In "To a Skylark" the character begins by calling the skylark a happy spirit. He is in love with this bird's song. He admires the little creature for being able to sing so beautifully and joyfully. He draws comparisons from nature to describe the skylark. In addition, he draws comparisons from human life to relay the beauty and power of the bird's song. Each stanza delivers a either a gentle simile, or a lovely metaphor, or an imaginative analogy about the skylark.
Also, unlike the character in "She Walks in Beauty" who is concerned with the physical appearance of his woman along with her spiritual and emotional beauty; the author of "To a Skylark" is only concerned with the birds song and the sheer energy, joy, and beauty of it. He also prizes the bird with a divine understanding of the universe:
"Waking or asleep,
Thou of death must deem
Things more true and deep
Than we mortals dream,
Or how could thy notes flow in such crystal stream?"
(Shelley, lines 81-85)

The author hints that a mere human is to flawed to be able to sing with such abandon.
The skylark, in a way, points to the character what happiness is about. He mocks the author with his own humanity and inability to posses this gladdens and love for life that he, a simple bird, posses. This motif is not even hinted upon in the other poem. There, the author appears to be calmed by his woman not agitated and saddened.
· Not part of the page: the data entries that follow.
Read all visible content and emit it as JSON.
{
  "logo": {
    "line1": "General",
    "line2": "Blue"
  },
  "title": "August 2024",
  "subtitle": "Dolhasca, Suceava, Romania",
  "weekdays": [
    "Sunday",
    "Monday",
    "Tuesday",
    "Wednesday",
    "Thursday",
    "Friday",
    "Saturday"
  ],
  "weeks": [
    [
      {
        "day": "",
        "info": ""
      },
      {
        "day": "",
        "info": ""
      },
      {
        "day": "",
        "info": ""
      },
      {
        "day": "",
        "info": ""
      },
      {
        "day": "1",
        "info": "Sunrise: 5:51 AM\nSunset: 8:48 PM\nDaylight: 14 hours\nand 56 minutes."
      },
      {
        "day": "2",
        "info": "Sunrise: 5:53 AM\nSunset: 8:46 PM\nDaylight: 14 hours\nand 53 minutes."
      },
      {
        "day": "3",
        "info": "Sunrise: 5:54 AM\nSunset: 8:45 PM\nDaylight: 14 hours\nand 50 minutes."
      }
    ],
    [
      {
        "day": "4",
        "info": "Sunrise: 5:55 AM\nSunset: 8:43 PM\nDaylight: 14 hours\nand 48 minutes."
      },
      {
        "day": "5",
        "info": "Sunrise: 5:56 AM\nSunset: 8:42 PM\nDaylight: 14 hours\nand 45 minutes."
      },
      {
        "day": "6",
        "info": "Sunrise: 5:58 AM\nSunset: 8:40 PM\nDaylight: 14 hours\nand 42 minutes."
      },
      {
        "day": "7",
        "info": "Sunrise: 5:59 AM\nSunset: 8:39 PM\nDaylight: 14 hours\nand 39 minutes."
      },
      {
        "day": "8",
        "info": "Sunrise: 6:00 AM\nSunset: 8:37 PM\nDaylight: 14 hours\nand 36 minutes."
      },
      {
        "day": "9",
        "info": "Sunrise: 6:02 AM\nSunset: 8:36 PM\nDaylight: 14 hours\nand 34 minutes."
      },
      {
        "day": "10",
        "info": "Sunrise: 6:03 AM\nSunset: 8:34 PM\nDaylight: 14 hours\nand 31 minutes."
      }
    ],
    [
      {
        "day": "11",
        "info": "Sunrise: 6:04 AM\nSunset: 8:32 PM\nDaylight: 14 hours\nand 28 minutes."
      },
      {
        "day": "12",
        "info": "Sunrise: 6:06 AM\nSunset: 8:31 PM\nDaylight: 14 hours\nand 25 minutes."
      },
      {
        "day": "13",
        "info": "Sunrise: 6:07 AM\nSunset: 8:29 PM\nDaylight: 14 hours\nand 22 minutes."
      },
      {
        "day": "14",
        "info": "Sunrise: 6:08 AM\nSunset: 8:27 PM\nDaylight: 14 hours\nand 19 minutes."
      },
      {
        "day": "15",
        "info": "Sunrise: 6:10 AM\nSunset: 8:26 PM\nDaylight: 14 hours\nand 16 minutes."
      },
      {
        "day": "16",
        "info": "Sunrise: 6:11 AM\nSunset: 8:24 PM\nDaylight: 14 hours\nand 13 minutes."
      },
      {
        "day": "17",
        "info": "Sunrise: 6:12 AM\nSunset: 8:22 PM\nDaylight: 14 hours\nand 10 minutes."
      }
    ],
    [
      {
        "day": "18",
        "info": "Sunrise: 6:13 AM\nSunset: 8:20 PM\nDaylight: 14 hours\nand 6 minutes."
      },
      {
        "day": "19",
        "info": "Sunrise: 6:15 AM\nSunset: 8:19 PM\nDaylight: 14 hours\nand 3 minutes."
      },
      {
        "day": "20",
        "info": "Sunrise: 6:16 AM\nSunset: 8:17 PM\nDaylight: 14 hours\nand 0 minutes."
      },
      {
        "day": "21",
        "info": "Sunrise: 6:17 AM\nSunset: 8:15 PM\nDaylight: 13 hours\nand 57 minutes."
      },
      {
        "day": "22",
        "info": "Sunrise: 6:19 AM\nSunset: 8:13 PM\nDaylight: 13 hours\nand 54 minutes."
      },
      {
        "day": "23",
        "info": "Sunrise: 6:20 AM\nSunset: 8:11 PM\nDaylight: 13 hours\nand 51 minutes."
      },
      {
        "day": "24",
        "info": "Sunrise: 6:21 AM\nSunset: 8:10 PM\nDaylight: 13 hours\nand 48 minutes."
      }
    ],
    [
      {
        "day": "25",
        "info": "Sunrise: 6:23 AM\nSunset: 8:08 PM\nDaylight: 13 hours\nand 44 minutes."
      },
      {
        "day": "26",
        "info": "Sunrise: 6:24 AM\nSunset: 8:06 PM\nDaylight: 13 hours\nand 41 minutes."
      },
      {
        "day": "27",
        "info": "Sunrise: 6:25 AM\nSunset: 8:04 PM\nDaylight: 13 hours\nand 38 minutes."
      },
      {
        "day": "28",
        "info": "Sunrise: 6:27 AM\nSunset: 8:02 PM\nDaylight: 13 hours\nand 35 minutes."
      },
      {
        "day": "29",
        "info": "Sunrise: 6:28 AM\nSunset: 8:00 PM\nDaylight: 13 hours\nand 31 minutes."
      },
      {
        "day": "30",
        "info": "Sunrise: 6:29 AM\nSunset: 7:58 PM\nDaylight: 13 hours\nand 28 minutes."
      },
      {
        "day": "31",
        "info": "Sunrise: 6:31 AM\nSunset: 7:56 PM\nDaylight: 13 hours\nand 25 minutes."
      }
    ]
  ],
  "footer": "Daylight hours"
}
These poems, even though they are different in some respects, are overall very similar. They both express admiration and awe with something. Both characters concentrate on the spiritual value and beauty of the objects of their admiration. Moreover, both of these poems are saddening to the reader. For when a person reads about such beauty, he or she immediately wants to posses it. But when this person realizes that in order to posses this beauty he or she must either be truly loved or be spiritually above such physical concerns, the sadness settles in.